Raison pour laquelle elle fut déléguée par la RGM 1996 à la synaxe pour
le 9e centenaire de Cîteaux. Avec humour, elle aimait appeler ce petit
îlot suisse: «province suisse de la Famille cistercienne ».
Le SDC: Mère Hortense, vite connue en France pour son envergure humaine
et monastique, avait été invitée par le SDM (France) et le URC
(Belgique) pour leur assemblée générale. Le travail de ces
organismes l’enthousiasma: elle obtint de monseigneur Mamie de pouvoir
mettre sur pied un «service des contemplatives» pour les communautés des
diocèses romands dont elle rédigea les statuts sur
le modèle de ceux du SDM et de l’URC. Dès le début, régna un climat de
confiance fraternelle, fruit de l’amitié cistercienne préexistante entre
mère Hortense, mère Amie-Marie, de Collombey, et mère Gertrude, de la
Maigrauge, groupe des fondatrices (mai 1980).
Sur le plan de l’Église locale, c’est encore la notion d’unité qui vient
à l’esprit.
Naturellement œcuménique, elle voulait que toutes les confessions se
sentent à l’aise à la Fille-Dieu... Réformés, catholiques, orthodoxes,
juifs, musulmans... de beaux et intenses échanges, des temps de prière
ensemble, dans notre église, restent des moments forts alors que l’on
parlait encore très discrètement de dialogue judéo... ou...
islamo-chrétien!
Pour le souvenir, rappelons la Journée monastique de Payerne (1980),
organisée avec le pasteur Paul Bastian, pour célébrer les 1500 ans de la
naissance de saint Benoît, et celle non moins mémorable de Lausanne, à
l’occasion du 9e centenaire de saint Bernard (1990).
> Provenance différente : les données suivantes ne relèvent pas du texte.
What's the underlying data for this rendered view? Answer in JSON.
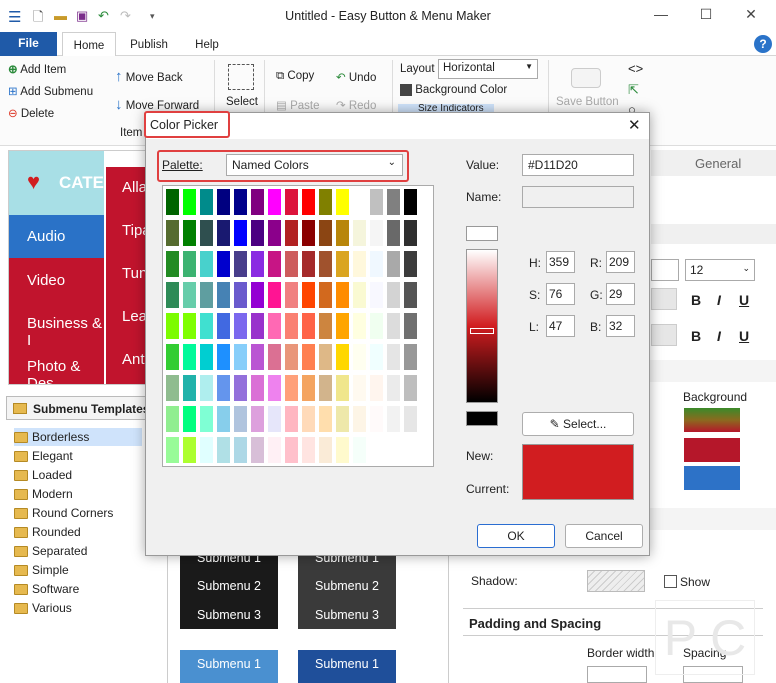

Douée pour les contacts, elle se prêtait volontiers aux interviews des
médias, pour réchauffer le monde en distribuant ses trésors spirituels,
lumineux comme le feu, bons comme le pain.., réconfortants et joyeux...
Elle liait ainsi de fidèles amitiés avec les journalistes.
Citons ici encore avec quel bonheur elle répondait aux invitations du «
Réarmement moral », organisme créé après la dernière guerre dans le but
de promouvoir la fraternité et la paix universelles... Là, elle se
trouvait à l’aise dans un parterre de scientifiques du monde entier
auquel elle apportait une parole de foi très écoutée.
Que dire de son enthousiasme dans les rencontres de jeunes: un vrai
régal de partager leurs interrogations, de parler de Dieu et des grands
problèmes de notre planète...
Mais... ne nous méprenons pas! Cette vie aussi intense a connu des
heures sombres de souffrance. «Le disciple n’est pas au-dessus du Maître
»... elle le savait et le vivait étroitement avec Jésus.
Il ne fut pas facile pour elle de renoncer au privilège séculaire de
l’abbatiat à vie qu’elle considérait comme un droit à la Fille-Dieu.
Elle aurait eu tant de joie à entrer dans le nouveau millénaire avec
sa communauté... mais elle a dû renoncer à ce dernier rêve et a donné sa
démission le 31 mai 1999, avec courage, foi, grandeur d âme Des lors,
elle mit toute sa bonne volonté a être la autrement lisant, décryptant
l’informatique visitant chaque jour les malades et priant avec elles...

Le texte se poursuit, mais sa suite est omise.